Il personaggio di Dakota doveva essere potente, forte, e vulnerabile, insieme, e nel corso della storia fa come un grande arco, e per questo Dakota era perfetta, mi ha lasciato stupefatto, sbalordito, per le sue capacità attoriali. Probabilmente era già attrice prima di camminare, sa tutto del processo creativo, sul set le dicevo: “sapevi già dove andavo a parare vero?” – lei sa moltissimo di cinema, e sono sicuro che presto diventerà una regista, e proprio perché è così addentro al processo cinematografico potrebbe perdere l’anima, ma non può succedere perché Dakota va al di là ed è stata molto fedele al personaggio”.

E’ un film con moltissima violenza contro le donne, come avete affrontato quest’aspetto?

Dakota: “sia io sia Guy avevamo molte scene insieme, e lui è un personaggio molto violento, per me bisogna tenere separato quanto accade sul set dalla realtà, e se c’è posto per la violenza nel mondo ci deve essere anche nella finzione, questa storia lo richiedeva.”

Martin: “la protagonista è stata rovinata nella sua vita, ed è una cosa inaccettabile, perché la violenza è inaccettabile e per questo quando viene rappresentata deve darti quella sensazione, non la posso accettare, non può essere facile da guardare, spesso nella vita i segni della violenza non si vedono subito si vedono dopo nel corso dell’esistenza. Anche per quanto attiene la religione, non volevo essere blasfemo, volevo rispettare la verità e il personaggio.”

Avete girato in Europa, come mai questa scelta?

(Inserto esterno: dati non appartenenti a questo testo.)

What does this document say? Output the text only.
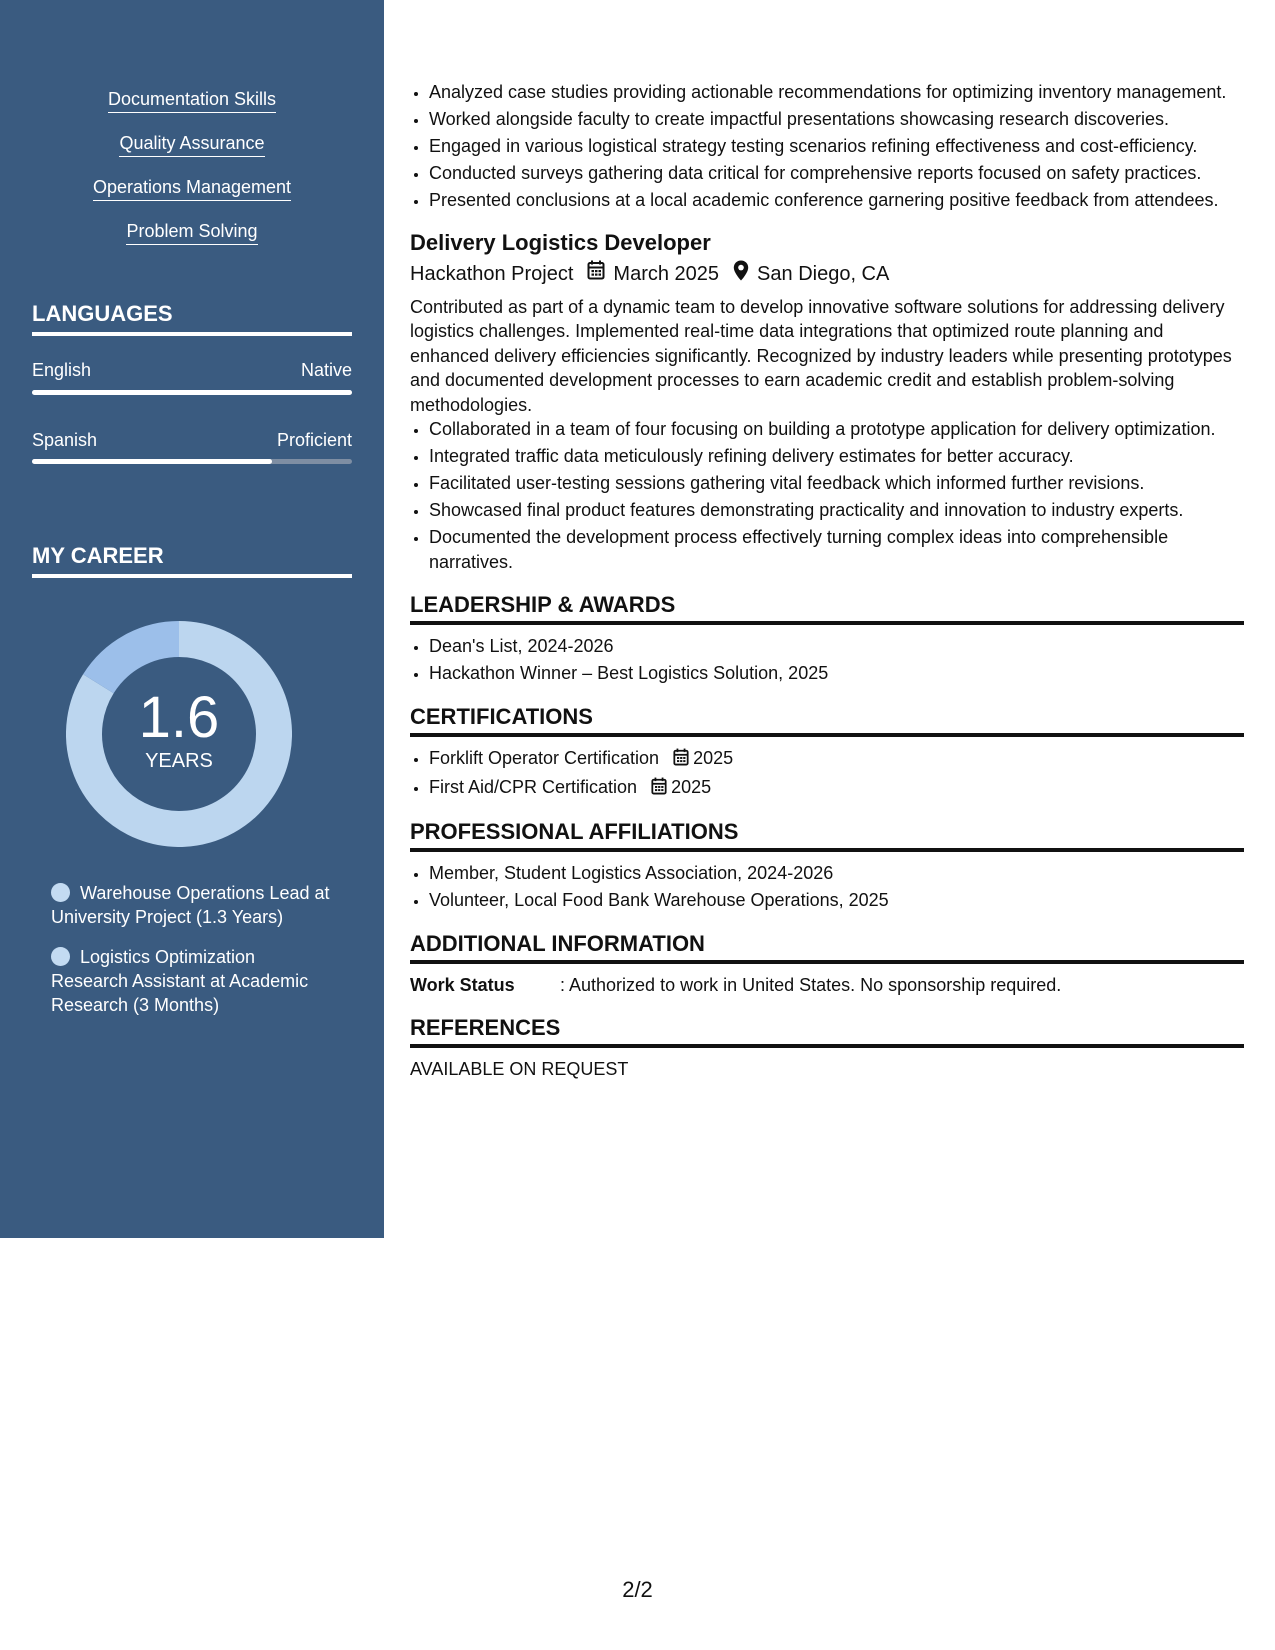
Documentation Skills
Quality Assurance
Operations Management
Problem Solving
LANGUAGES
English	Native
Spanish	Proficient
MY CAREER
1.6
YEARS
Warehouse Operations Lead at University Project (1.3 Years)
Logistics Optimization Research Assistant at Academic Research (3 Months)
• Analyzed case studies providing actionable recommendations for optimizing inventory management.
• Worked alongside faculty to create impactful presentations showcasing research discoveries.
• Engaged in various logistical strategy testing scenarios refining effectiveness and cost-efficiency.
• Conducted surveys gathering data critical for comprehensive reports focused on safety practices.
• Presented conclusions at a local academic conference garnering positive feedback from attendees.
Delivery Logistics Developer
Hackathon Project March 2025 San Diego, CA
Contributed as part of a dynamic team to develop innovative software solutions for addressing delivery logistics challenges. Implemented real-time data integrations that optimized route planning and enhanced delivery efficiencies significantly. Recognized by industry leaders while presenting prototypes and documented development processes to earn academic credit and establish problem-solving methodologies.
• Collaborated in a team of four focusing on building a prototype application for delivery optimization.
• Integrated traffic data meticulously refining delivery estimates for better accuracy.
• Facilitated user-testing sessions gathering vital feedback which informed further revisions.
• Showcased final product features demonstrating practicality and innovation to industry experts.
• Documented the development process effectively turning complex ideas into comprehensible narratives.
LEADERSHIP & AWARDS
• Dean's List, 2024-2026
• Hackathon Winner – Best Logistics Solution, 2025
CERTIFICATIONS
• Forklift Operator Certification 2025
• First Aid/CPR Certification 2025
PROFESSIONAL AFFILIATIONS
• Member, Student Logistics Association, 2024-2026
• Volunteer, Local Food Bank Warehouse Operations, 2025
ADDITIONAL INFORMATION
Work Status	: Authorized to work in United States. No sponsorship required.
REFERENCES
AVAILABLE ON REQUEST
2/2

“Volevamo girare in Canada, ma quando stavo facendo le mie ricerche, i miei collaboratori mi han parlato di alcuni posti in Europa, così ho approfondito, e quando è emerso anche il problema del denaro del finanziamento della pellicola (il regista ha impiegato otto anni per riuscire a realizzare la pellicola) abbiamo pensato che l’Europa poteva essere una scelta migliore, ricercare finanziamenti qui permette di poter fare proprio la pellicola come volevamo. Molti dei paesaggi che vedete sono girate in Ungheria, poi modificati con il digitale. Abbiamo raccolto sette o otto paesi europei, anche se avevamo bisogno di un partner leader, e alla fine buona parte del finanziamento è arrivato dalla Germania, e poi dall’Olanda.”

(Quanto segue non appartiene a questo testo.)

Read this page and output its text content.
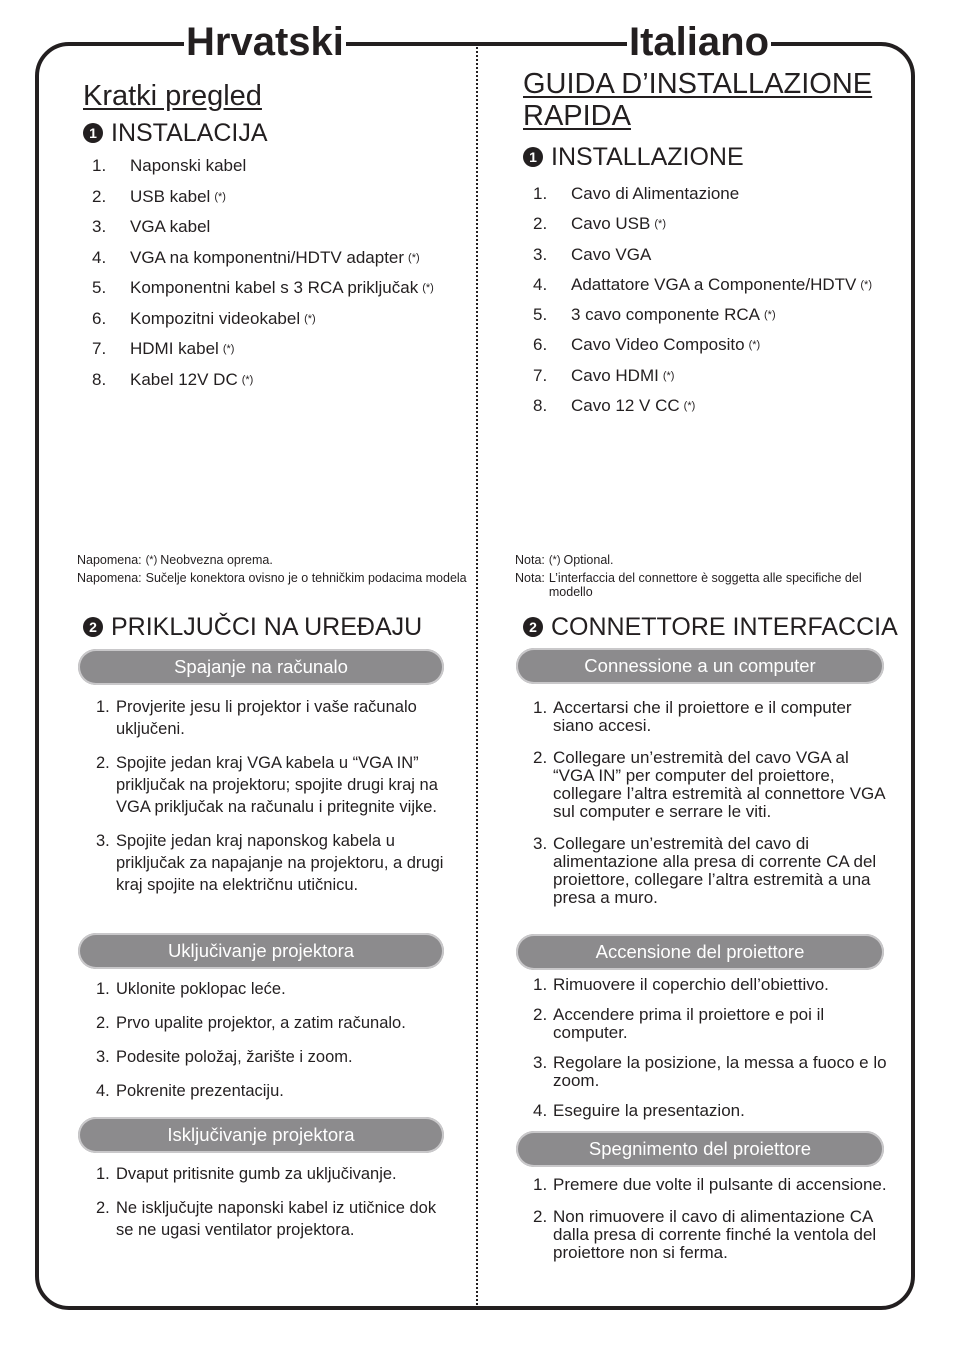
Hrvatski	Italiano
Kratki pregled
1 INSTALACIJA
1.	Naponski kabel
2.	USB kabel (*)
3.	VGA kabel
4.	VGA na komponentni/HDTV adapter (*)
5.	Komponentni kabel s 3 RCA priključak (*)
6.	Kompozitni videokabel (*)
7.	HDMI kabel (*)
8.	Kabel 12V DC (*)
Napomena: (*) Neobvezna oprema.
Napomena: Sučelje konektora ovisno je o tehničkim podacima modela
2 PRIKLJUČCI NA UREĐAJU
Spajanje na računalo
1. Provjerite jesu li projektor i vaše računalo uključeni.
2. Spojite jedan kraj VGA kabela u “VGA IN” priključak na projektoru; spojite drugi kraj na VGA priključak na računalu i pritegnite vijke.
3. Spojite jedan kraj naponskog kabela u priključak za napajanje na projektoru, a drugi kraj spojite na električnu utičnicu.
Uključivanje projektora
1. Uklonite poklopac leće.
2. Prvo upalite projektor, a zatim računalo.
3. Podesite položaj, žarište i zoom.
4. Pokrenite prezentaciju.
Isključivanje projektora
1. Dvaput pritisnite gumb za uključivanje.
2. Ne isključujte naponski kabel iz utičnice dok se ne ugasi ventilator projektora.
GUIDA D’INSTALLAZIONE RAPIDA
1 INSTALLAZIONE
1.	Cavo di Alimentazione
2.	Cavo USB (*)
3.	Cavo VGA
4.	Adattatore VGA a Componente/HDTV (*)
5.	3 cavo componente RCA (*)
6.	Cavo Video Composito (*)
7.	Cavo HDMI (*)
8.	Cavo 12 V CC (*)
Nota: (*) Optional.
Nota: L’interfaccia del connettore è soggetta alle specifiche del modello
2 CONNETTORE INTERFACCIA
Connessione a un computer
1. Accertarsi che il proiettore e il computer siano accesi.
2. Collegare un’estremità del cavo VGA al “VGA IN” per computer del proiettore, collegare l’altra estremità al connettore VGA sul computer e serrare le viti.
3. Collegare un’estremità del cavo di alimentazione alla presa di corrente CA del proiettore, collegare l’altra estremità a una presa a muro.
Accensione del proiettore
1. Rimuovere il coperchio dell’obiettivo.
2. Accendere prima il proiettore e poi il computer.
3. Regolare la posizione, la messa a fuoco e lo zoom.
4. Eseguire la presentazion.
Spegnimento del proiettore
1. Premere due volte il pulsante di accensione.
2. Non rimuovere il cavo di alimentazione CA dalla presa di corrente finché la ventola del proiettore non si ferma.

Trova ci sia una nuova tendenza legata a girare un western?

“Credo di sì, l’importante è che la storia sia buona, poi il pericolo di quel che diventa di moda passi di moda,  ma, penso che resti uno dei generi fra i più interessanti, piace a tutti, nasce dai romanzi, è un modello in cui si può essere molto liberi, insieme a restare aderenti alla realtà, ci puoi inserire dentro di tutto, ad esempio la mitologia greca e contemporaneamente restare realista, l’importante è fare buoni western”.